Médicaments et remèdes : ce qui marche, ce qui se discute
Les traitements du mal des transports s'anticipent : pris une fois la nausée installée, ils agissent mal, l'estomac ne les absorbant plus correctement. Le bon timing se situe en général 30 minutes à 1 heure avant l'embarquement — lisez la notice du produit choisi et, en cas de doute, demandez conseil à votre pharmacien.

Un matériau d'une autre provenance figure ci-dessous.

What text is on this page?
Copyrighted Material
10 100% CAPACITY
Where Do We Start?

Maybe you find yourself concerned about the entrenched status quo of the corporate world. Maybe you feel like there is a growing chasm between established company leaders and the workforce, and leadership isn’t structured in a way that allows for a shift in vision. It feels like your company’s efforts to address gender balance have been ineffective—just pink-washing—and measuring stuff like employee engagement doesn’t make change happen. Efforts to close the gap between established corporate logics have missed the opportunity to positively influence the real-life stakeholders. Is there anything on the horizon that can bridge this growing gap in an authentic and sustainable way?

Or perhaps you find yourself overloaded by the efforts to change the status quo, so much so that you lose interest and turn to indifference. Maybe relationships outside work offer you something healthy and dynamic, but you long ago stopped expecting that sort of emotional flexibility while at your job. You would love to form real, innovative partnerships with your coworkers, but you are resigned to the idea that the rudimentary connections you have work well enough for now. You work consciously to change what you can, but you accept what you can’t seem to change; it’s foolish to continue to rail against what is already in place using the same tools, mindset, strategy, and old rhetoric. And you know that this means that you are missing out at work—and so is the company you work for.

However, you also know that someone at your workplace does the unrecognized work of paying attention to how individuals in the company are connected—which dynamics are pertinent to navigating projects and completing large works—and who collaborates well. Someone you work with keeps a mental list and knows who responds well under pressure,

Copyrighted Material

| Solution | Comment ça agit | À savoir |
|---|---|---|
| Antihistaminiques (dimenhydrinate, diménhydrinate + caféine…) | Réduisent la réponse du centre du vomissement | Sans ordonnance ; somnolence fréquente, incompatibles avec la conduite à l'arrivée si vous prenez le volant |
| Patch de scopolamine | Diffusion continue derrière l'oreille, posé plusieurs heures avant le départ | Sur ordonnance ; adapté aux longues traversées ; effets secondaires possibles (bouche sèche, troubles visuels) |
| Gingembre (gélules, infusion, à croquer) | Effet antinauséeux démontré, sans somnolence | Bonne option douce, y compris pour qui veut rester alerte |
| Bracelets d'acupression | Pression sur un point du poignet | Sans risque ; efficacité discutée selon les études, mais réelle pour certains voyageurs |
| Lunettes anti-mal des transports | Recréent un horizon artificiel dans le champ de vision | Résultats variables selon les personnes ; à tester avant une longue traversée |
Pendant la traversée : les bons réflexes minute par minute
Une fois à bord, votre stratégie tient en trois mots : horizon, air, position. Dès que le navire quitte l'abri du port, installez-vous au bon endroit plutôt que d'attendre les premiers signes dans un salon confiné.
- 01
Installez-vous au centre, près d'une vue sur l'extérieur
Salon central avec baies vitrées, ou pont extérieur au milieu du navire. Fuyez les espaces sans fenêtre, les zones qui sentent le carburant et la proue qui monte et descend.
- 02
Occupez vos yeux avec le paysage, pas avec un écran
Regarder la côte ou l'horizon, discuter, marcher tranquillement : tout ce qui garde la tête haute et le regard loin aide. Lecture, téléphone et jeux vidéo attendront.
- 03
Aux premiers signes, sortez respirer
Bâillements en série, salivation, légère sueur : n'attendez pas la nausée franche. Air frais, regard sur l'horizon, respiration lente et profonde — le trio qui enraye la crise dans la majorité des cas.
- 04
Si la nausée s'installe, allongez-vous
Position semi-allongée ou allongée, tête calée, yeux fermés, au centre du navire. Fermer les yeux supprime le conflit sensoriel. Beaucoup de voyageurs s'endorment et se réveillent amarinés.
- 05
Réhydratez-vous après un vomissement
Petites gorgées d'eau plate ou de boisson légèrement sucrée, régulièrement. Puis quelque chose de très simple à grignoter — pain, biscuit sec — dès que l'estomac l'accepte.
Sur les très longues liaisons — une traversée de la Méditerranée comme Sète–Tanger dure plus d'une journée —, le corps joue en votre faveur : l'amarinage fait généralement disparaître les symptômes au bout de quelques heures à deux jours. Les premières heures sont les plus dures ; passé ce cap, la mer se fait oublier.